We were notified by a social worker on the transplant team that Westchester was not a covered facility for liver transplant when Ana was down to 62 pounds, critically ill and about to be put on the transplant list. At that point CDPHP had taken it upon themselves to try and have her transferred to one of their covered facilities (a “center of excellence.”)
I appealed the decision twice, and was denied twice. Ironically, we don’t want Ana to get a liver transplant. We want to save her liver which is why we’ve gotten second opinions from surgeons at Sloan and Columbia – BUT THAT’S NOT THE FREAKING POINT. The surgeon at Westchester is supposedly renowned for doing liver transplants on children. He invented a procedure that makes liver transplantation much safer than it was 20 years ago. If she needs a transplant, he’s who we’d like her to go to. If the tumor can be resected, we’d like her to go to the guy at Sloan. If her tumor can be saved via ex vivo resection with minimal risk to her survival, we’d like her to go to Columbia. But of course we need CDPHP’s permission for any of these options and they’ve already denied us the guy at Westchester.
CDPHP was going to transfer Ana to an in-network transplant team not because that’s what her doctors thought was best for her, or because we wanted to move her there, but because that’s what CDPHP was contractually obligated to do. And that is just complete horseshit.
How is anyone supposed to make informed, rational decisions about treatment when there’s no way to know what procedure will be approved where? That question was rhetorical, of course.
I used to think the answer was to remove the insurance companies completely. Go to a fee-for-service system. Sliding scale. Health co-op. This may work for routine stuff – preventative care, routine sick visits, allergies…but not when you get sick. I mean, really really sick. Suddenly the cost of just about everything soars above the reach of just about everyone. Anti-rejection medication can cost $50,000/year. Some chemotherapy drugs can cost $10,000 for one month of treatment. Then there’s surgery.
I am entirely at CDPHP’s mercy even though I pay my premium on time every month (and have been doing so for years). They have the market entirely cornered. But this isn’t Walmart or Target. I don’t have a choice here. I have to buy health insurance and I have to pay for drugs and treatment for my child. So, I’m sort of screwed. We all are.

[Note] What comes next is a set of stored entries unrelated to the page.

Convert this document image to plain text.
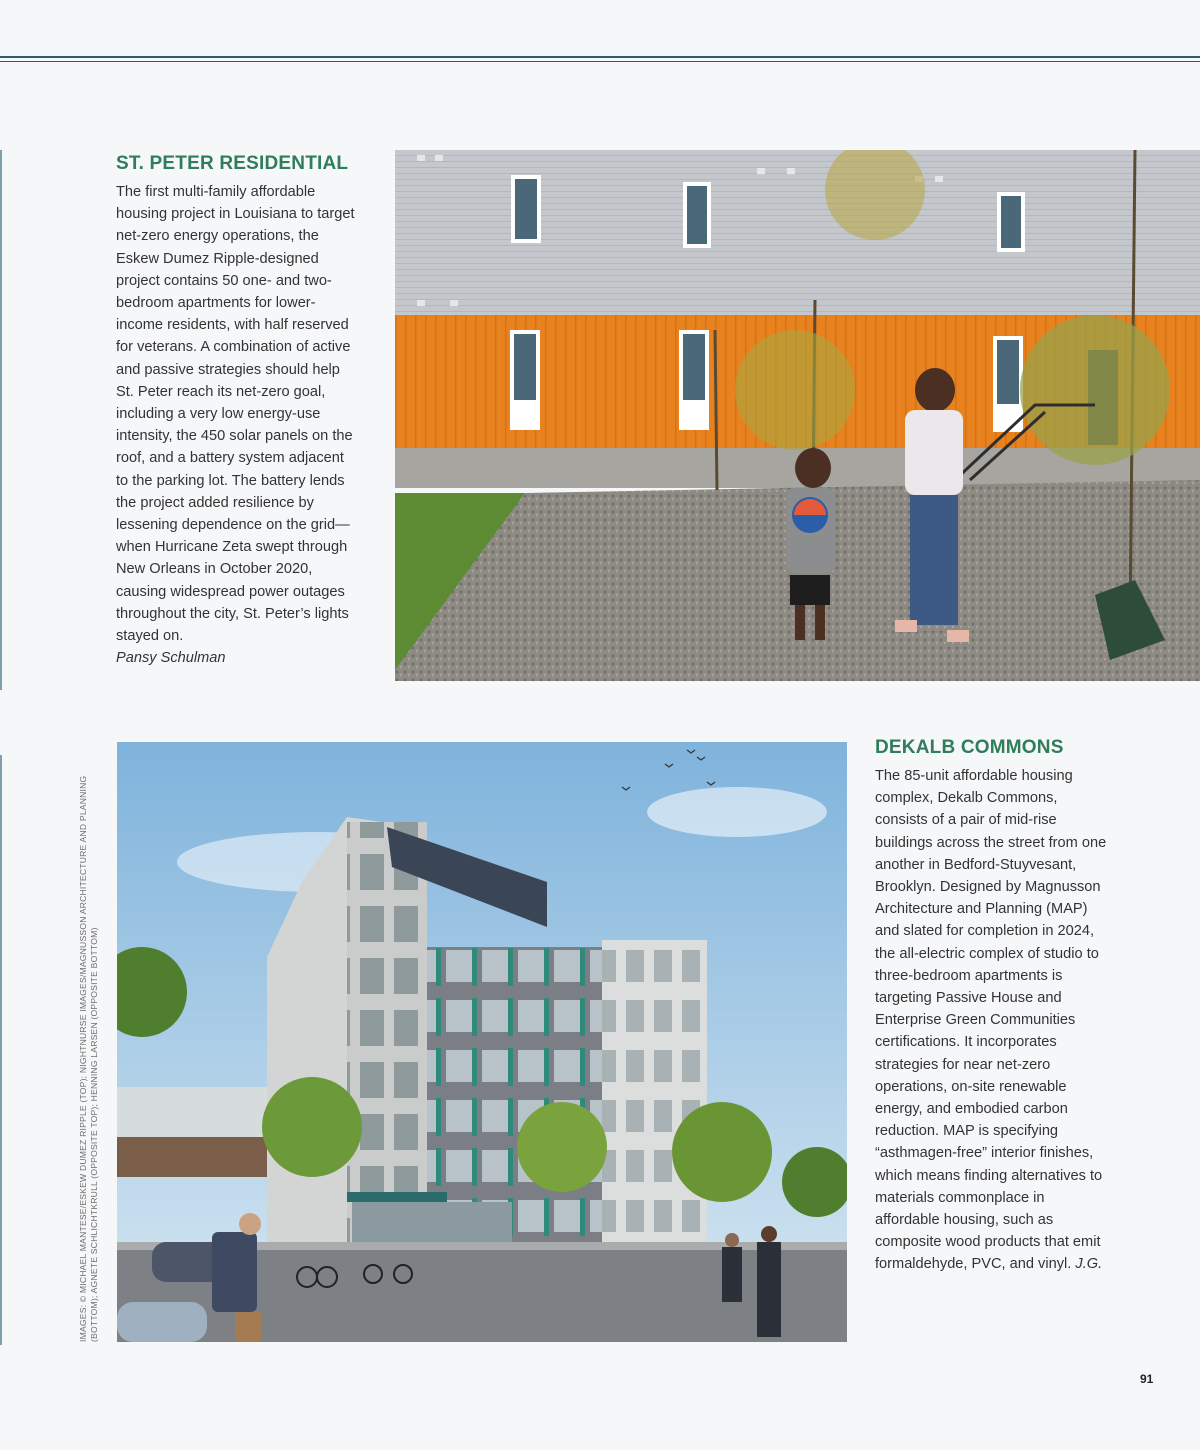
ST. PETER RESIDENTIAL

The first multi-family affordable housing project in Louisiana to target net-zero energy operations, the Eskew Dumez Ripple-designed project contains 50 one- and two-bedroom apartments for lower-income residents, with half reserved for veterans. A combination of active and passive strategies should help St. Peter reach its net-zero goal, including a very low energy-use intensity, the 450 solar panels on the roof, and a battery system adjacent to the parking lot. The battery lends the project added resilience by lessening dependence on the grid—when Hurricane Zeta swept through New Orleans in October 2020, causing widespread power outages throughout the city, St. Peter’s lights stayed on.
Pansy Schulman

DEKALB COMMONS

The 85-unit affordable housing complex, Dekalb Commons, consists of a pair of mid-rise buildings across the street from one another in Bedford-Stuyvesant, Brooklyn. Designed by Magnusson Architecture and Planning (MAP) and slated for completion in 2024, the all-electric complex of studio to three-bedroom apartments is targeting Passive House and Enterprise Green Communities certifications. It incorporates strategies for near net-zero operations, on-site renewable energy, and embodied carbon reduction. MAP is specifying “asthmagen-free” interior finishes, which means finding alternatives to materials commonplace in affordable housing, such as composite wood products that emit formaldehyde, PVC, and vinyl. J.G.

IMAGES: © MICHAEL MANTESE/ESKEW DUMEZ RIPPLE (TOP); NIGHTNURSE IMAGES/MAGNUSSON ARCHITECTURE AND PLANNING (BOTTOM); AGNETE SCHLICHTKRULL (OPPOSITE TOP); HENNING LARSEN (OPPOSITE BOTTOM)
91
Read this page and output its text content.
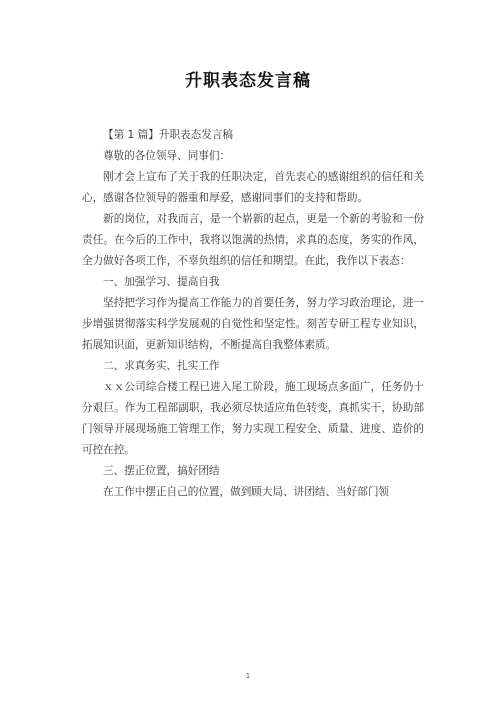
升职表态发言稿

【第 1 篇】升职表态发言稿

尊敬的各位领导、同事们：

刚才会上宣布了关于我的任职决定，首先衷心的感谢组织的信任和关心，感谢各位领导的器重和厚爱，感谢同事们的支持和帮助。

新的岗位，对我而言，是一个崭新的起点，更是一个新的考验和一份责任。在今后的工作中，我将以饱满的热情，求真的态度，务实的作风，全力做好各项工作，不辜负组织的信任和期望。在此，我作以下表态：

一、加强学习、提高自我

坚持把学习作为提高工作能力的首要任务，努力学习政治理论，进一步增强贯彻落实科学发展观的自觉性和坚定性。刻苦专研工程专业知识，拓展知识面，更新知识结构，不断提高自我整体素质。

二、求真务实、扎实工作

ｘｘ公司综合楼工程已进入尾工阶段，施工现场点多面广，任务仍十分艰巨。作为工程部副职，我必须尽快适应角色转变，真抓实干，协助部门领导开展现场施工管理工作，努力实现工程安全、质量、进度、造价的可控在控。

三、摆正位置，搞好团结

在工作中摆正自己的位置，做到顾大局、讲团结、当好部门领

1
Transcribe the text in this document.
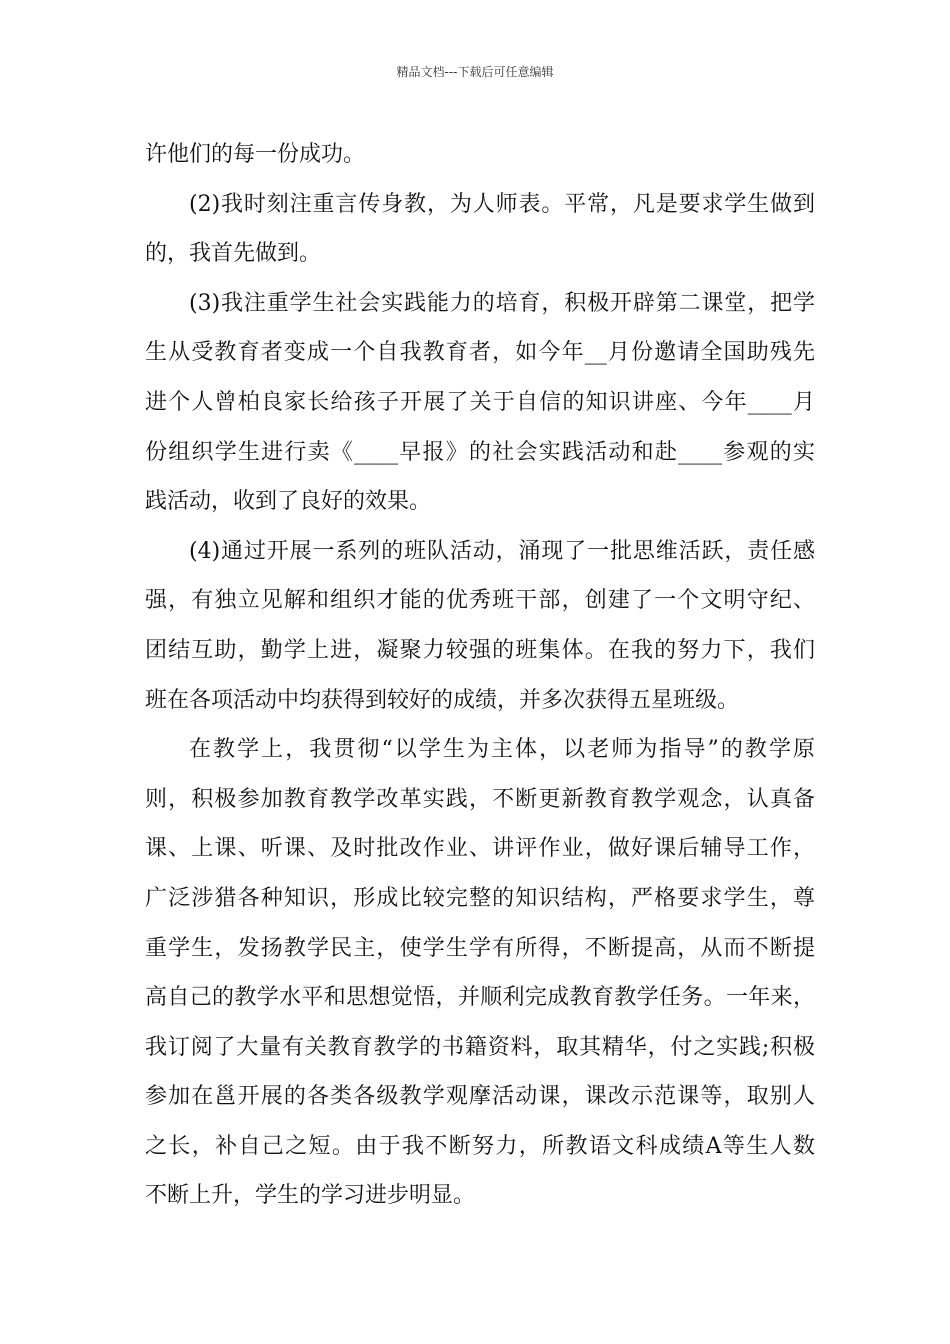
精品文档---下载后可任意编辑
许他们的每一份成功。
(2)我时刻注重言传身教，为人师表。平常，凡是要求学生做到
的，我首先做到。
(3)我注重学生社会实践能力的培育，积极开辟第二课堂，把学
生从受教育者变成一个自我教育者，如今年__月份邀请全国助残先
进个人曾柏良家长给孩子开展了关于自信的知识讲座、今年____月
份组织学生进行卖《____早报》的社会实践活动和赴____参观的实
践活动，收到了良好的效果。
(4)通过开展一系列的班队活动，涌现了一批思维活跃，责任感
强，有独立见解和组织才能的优秀班干部，创建了一个文明守纪、
团结互助，勤学上进，凝聚力较强的班集体。在我的努力下，我们
班在各项活动中均获得到较好的成绩，并多次获得五星班级。
在教学上，我贯彻“以学生为主体，以老师为指导”的教学原
则，积极参加教育教学改革实践，不断更新教育教学观念，认真备
课、上课、听课、及时批改作业、讲评作业，做好课后辅导工作，
广泛涉猎各种知识，形成比较完整的知识结构，严格要求学生，尊
重学生，发扬教学民主，使学生学有所得，不断提高，从而不断提
高自己的教学水平和思想觉悟，并顺利完成教育教学任务。一年来，
我订阅了大量有关教育教学的书籍资料，取其精华，付之实践;积极
参加在邕开展的各类各级教学观摩活动课，课改示范课等，取别人
之长，补自己之短。由于我不断努力，所教语文科成绩A等生人数
不断上升，学生的学习进步明显。
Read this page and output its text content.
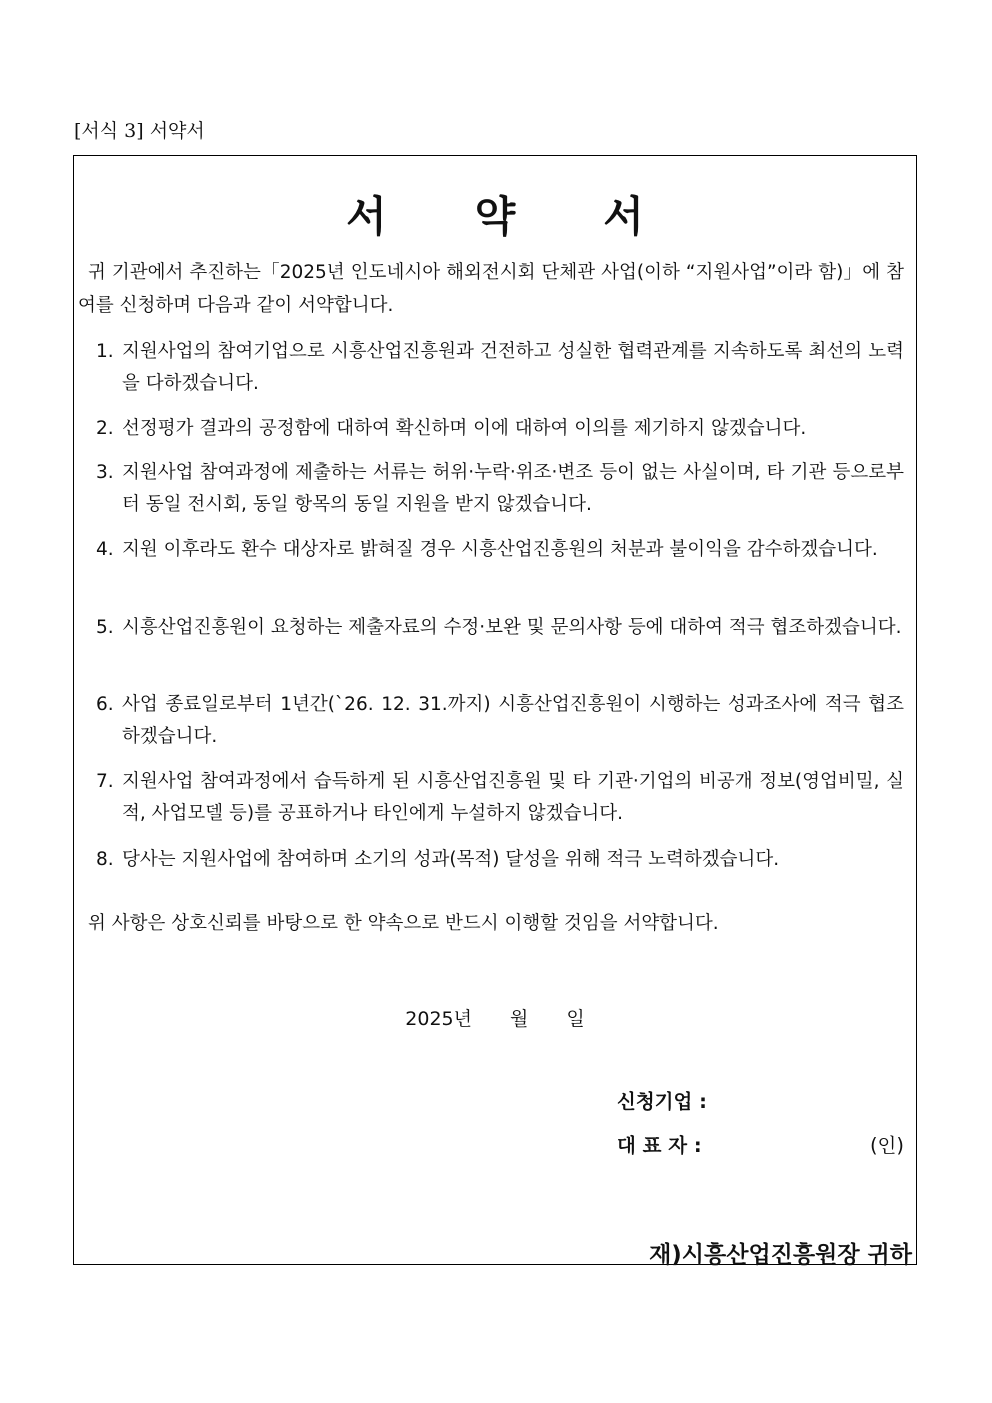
[서식 3] 서약서
서 약 서
귀 기관에서 추진하는「2025년 인도네시아 해외전시회 단체관 사업(이하 “지원사업”이라 함)」에 참여를 신청하며 다음과 같이 서약합니다.
1. 지원사업의 참여기업으로 시흥산업진흥원과 건전하고 성실한 협력관계를 지속하도록 최선의 노력을 다하겠습니다.
2. 선정평가 결과의 공정함에 대하여 확신하며 이에 대하여 이의를 제기하지 않겠습니다.
3. 지원사업 참여과정에 제출하는 서류는 허위·누락·위조·변조 등이 없는 사실이며, 타 기관 등으로부터 동일 전시회, 동일 항목의 동일 지원을 받지 않겠습니다.
4. 지원 이후라도 환수 대상자로 밝혀질 경우 시흥산업진흥원의 처분과 불이익을 감수하겠습니다.
5. 시흥산업진흥원이 요청하는 제출자료의 수정·보완 및 문의사항 등에 대하여 적극 협조하겠습니다.
6. 사업 종료일로부터 1년간(`26. 12. 31.까지) 시흥산업진흥원이 시행하는 성과조사에 적극 협조하겠습니다.
7. 지원사업 참여과정에서 습득하게 된 시흥산업진흥원 및 타 기관·기업의 비공개 정보(영업비밀, 실적, 사업모델 등)를 공표하거나 타인에게 누설하지 않겠습니다.
8. 당사는 지원사업에 참여하며 소기의 성과(목적) 달성을 위해 적극 노력하겠습니다.
위 사항은 상호신뢰를 바탕으로 한 약속으로 반드시 이행할 것임을 서약합니다.
2025년 월 일
신청기업 :
대 표 자 :	(인)
재)시흥산업진흥원장 귀하
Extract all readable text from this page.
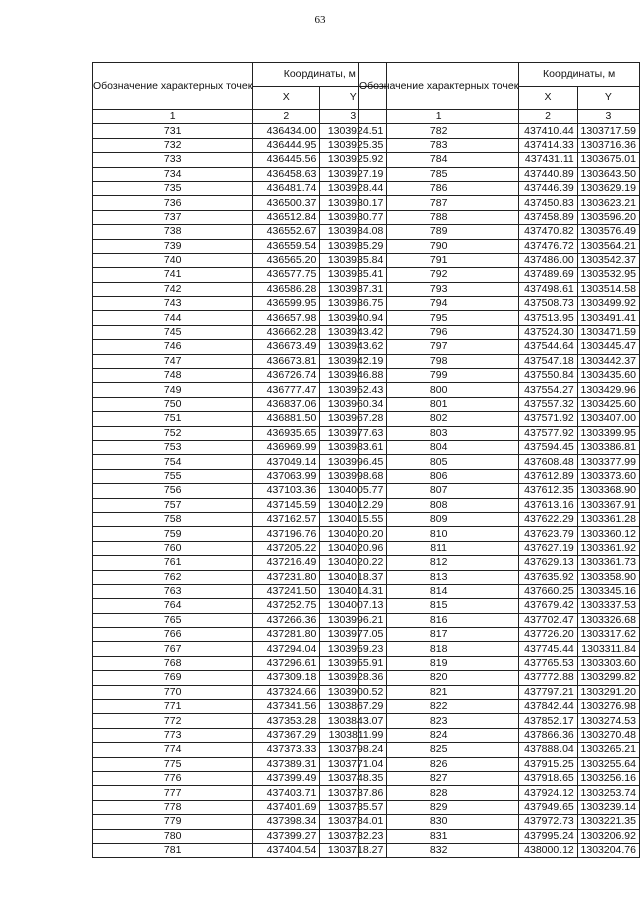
63
Обозначение характерных точек	Координаты, м	
	X	Y
1	2	3
731	436434.00	1303924.51
732	436444.95	1303925.35
733	436445.56	1303925.92
734	436458.63	1303927.19
735	436481.74	1303928.44
736	436500.37	1303930.17
737	436512.84	1303930.77
738	436552.67	1303934.08
739	436559.54	1303935.29
740	436565.20	1303935.84
741	436577.75	1303935.41
742	436586.28	1303937.31
743	436599.95	1303936.75
744	436657.98	1303940.94
745	436662.28	1303943.42
746	436673.49	1303943.62
747	436673.81	1303942.19
748	436726.74	1303946.88
749	436777.47	1303952.43
750	436837.06	1303960.34
751	436881.50	1303967.28
752	436935.65	1303977.63
753	436969.99	1303983.61
754	437049.14	1303996.45
755	437063.99	1303998.68
756	437103.36	1304005.77
757	437145.59	1304012.29
758	437162.57	1304015.55
759	437196.76	1304020.20
760	437205.22	1304020.96
761	437216.49	1304020.22
762	437231.80	1304018.37
763	437241.50	1304014.31
764	437252.75	1304007.13
765	437266.36	1303996.21
766	437281.80	1303977.05
767	437294.04	1303959.23
768	437296.61	1303955.91
769	437309.18	1303928.36
770	437324.66	1303900.52
771	437341.56	1303867.29
772	437353.28	1303843.07
773	437367.29	1303811.99
774	437373.33	1303798.24
775	437389.31	1303771.04
776	437399.49	1303748.35
777	437403.71	1303737.86
778	437401.69	1303735.57
779	437398.34	1303734.01
780	437399.27	1303732.23
781	437404.54	1303718.27
Обозначение характерных точек	Координаты, м	
	X	Y
1	2	3
782	437410.44	1303717.59
783	437414.33	1303716.36
784	437431.11	1303675.01
785	437440.89	1303643.50
786	437446.39	1303629.19
787	437450.83	1303623.21
788	437458.89	1303596.20
789	437470.82	1303576.49
790	437476.72	1303564.21
791	437486.00	1303542.37
792	437489.69	1303532.95
793	437498.61	1303514.58
794	437508.73	1303499.92
795	437513.95	1303491.41
796	437524.30	1303471.59
797	437544.64	1303445.47
798	437547.18	1303442.37
799	437550.84	1303435.60
800	437554.27	1303429.96
801	437557.32	1303425.60
802	437571.92	1303407.00
803	437577.92	1303399.95
804	437594.45	1303386.81
805	437608.48	1303377.99
806	437612.89	1303373.60
807	437612.35	1303368.90
808	437613.16	1303367.91
809	437622.29	1303361.28
810	437623.79	1303360.12
811	437627.19	1303361.92
812	437629.13	1303361.73
813	437635.92	1303358.90
814	437660.25	1303345.16
815	437679.42	1303337.53
816	437702.47	1303326.68
817	437726.20	1303317.62
818	437745.44	1303311.84
819	437765.53	1303303.60
820	437772.88	1303299.82
821	437797.21	1303291.20
822	437842.44	1303276.98
823	437852.17	1303274.53
824	437866.36	1303270.48
825	437888.04	1303265.21
826	437915.25	1303255.64
827	437918.65	1303256.16
828	437924.12	1303253.74
829	437949.65	1303239.14
830	437972.73	1303221.35
831	437995.24	1303206.92
832	438000.12	1303204.76
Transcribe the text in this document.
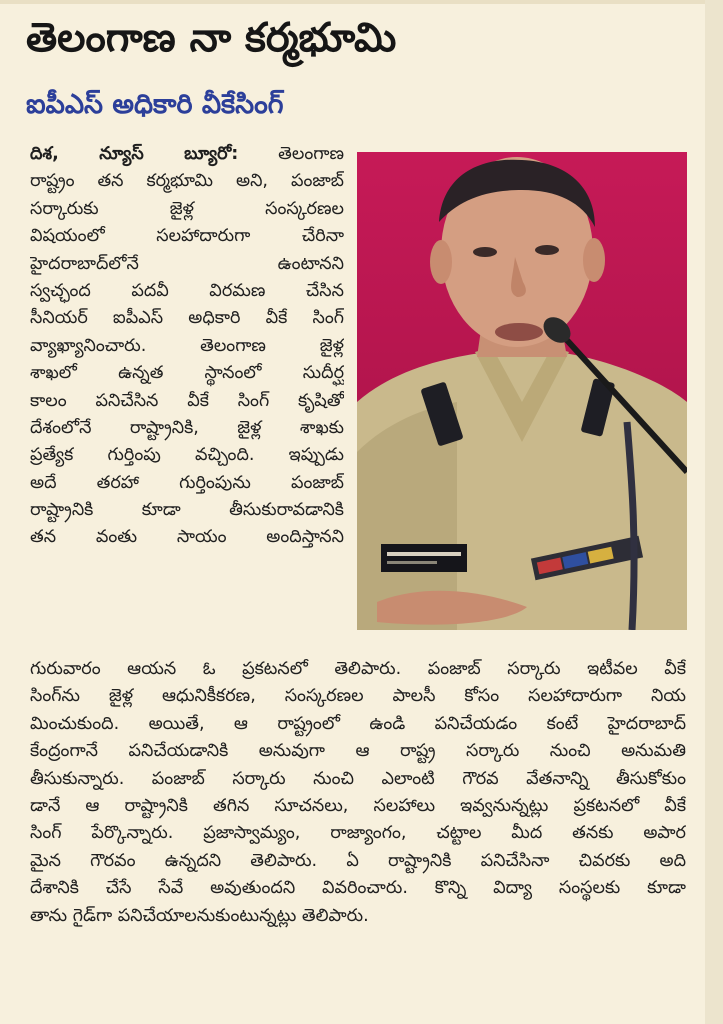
తెలంగాణ నా కర్మభూమి
ఐపీఎస్ అధికారి వీకేసింగ్
దిశ, న్యూస్ బ్యూరో: తెలంగాణ
రాష్ట్రం తన కర్మభూమి అని, పంజాబ్
సర్కారుకు జైళ్ల సంస్కరణల
విషయంలో సలహాదారుగా చేరినా
హైదరాబాద్‌లోనే ఉంటానని
స్వచ్ఛంద పదవీ విరమణ చేసిన
సీనియర్ ఐపీఎస్ అధికారి వీకే సింగ్
వ్యాఖ్యానించారు. తెలంగాణ జైళ్ల
శాఖలో ఉన్నత స్థానంలో సుదీర్ఘ
కాలం పనిచేసిన వీకే సింగ్ కృషితో
దేశంలోనే రాష్ట్రానికి, జైళ్ల శాఖకు
ప్రత్యేక గుర్తింపు వచ్చింది. ఇప్పుడు
అదే తరహా గుర్తింపును పంజాబ్
రాష్ట్రానికి కూడా తీసుకురావడానికి
తన వంతు సాయం అందిస్తానని
గురువారం ఆయన ఓ ప్రకటనలో తెలిపారు. పంజాబ్ సర్కారు ఇటీవల వీకే
సింగ్‌ను జైళ్ల ఆధునికీకరణ, సంస్కరణల పాలసీ కోసం సలహాదారుగా నియ
మించుకుంది. అయితే, ఆ రాష్ట్రంలో ఉండి పనిచేయడం కంటే హైదరాబాద్
కేంద్రంగానే పనిచేయడానికి అనువుగా ఆ రాష్ట్ర సర్కారు నుంచి అనుమతి
తీసుకున్నారు. పంజాబ్ సర్కారు నుంచి ఎలాంటి గౌరవ వేతనాన్ని తీసుకోకుం
డానే ఆ రాష్ట్రానికి తగిన సూచనలు, సలహాలు ఇవ్వనున్నట్లు ప్రకటనలో వీకే
సింగ్ పేర్కొన్నారు. ప్రజాస్వామ్యం, రాజ్యాంగం, చట్టాల మీద తనకు అపార
మైన గౌరవం ఉన్నదని తెలిపారు. ఏ రాష్ట్రానికి పనిచేసినా చివరకు అది
దేశానికి చేసే సేవే అవుతుందని వివరించారు. కొన్ని విద్యా సంస్థలకు కూడా
తాను గైడ్‌గా పనిచేయాలనుకుంటున్నట్లు తెలిపారు.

I don’t know the answer. I don’t know how we can fix this problem. Sometimes I wonder if it’s even fixable. I will do anything – pay anything – to save Ana’s life. I am conscious that there’s an entire industry which feeds on this desperation, both intentionally and unintentionally. It begs some very fundamental questions. Why do doctors become doctors? Does everyone deserve the best care available? Is it a human right? Is it luck of the draw? Should I have planned better?
Is a civilization really civil if we can’t figure out a way to take care of each other when we’re sick?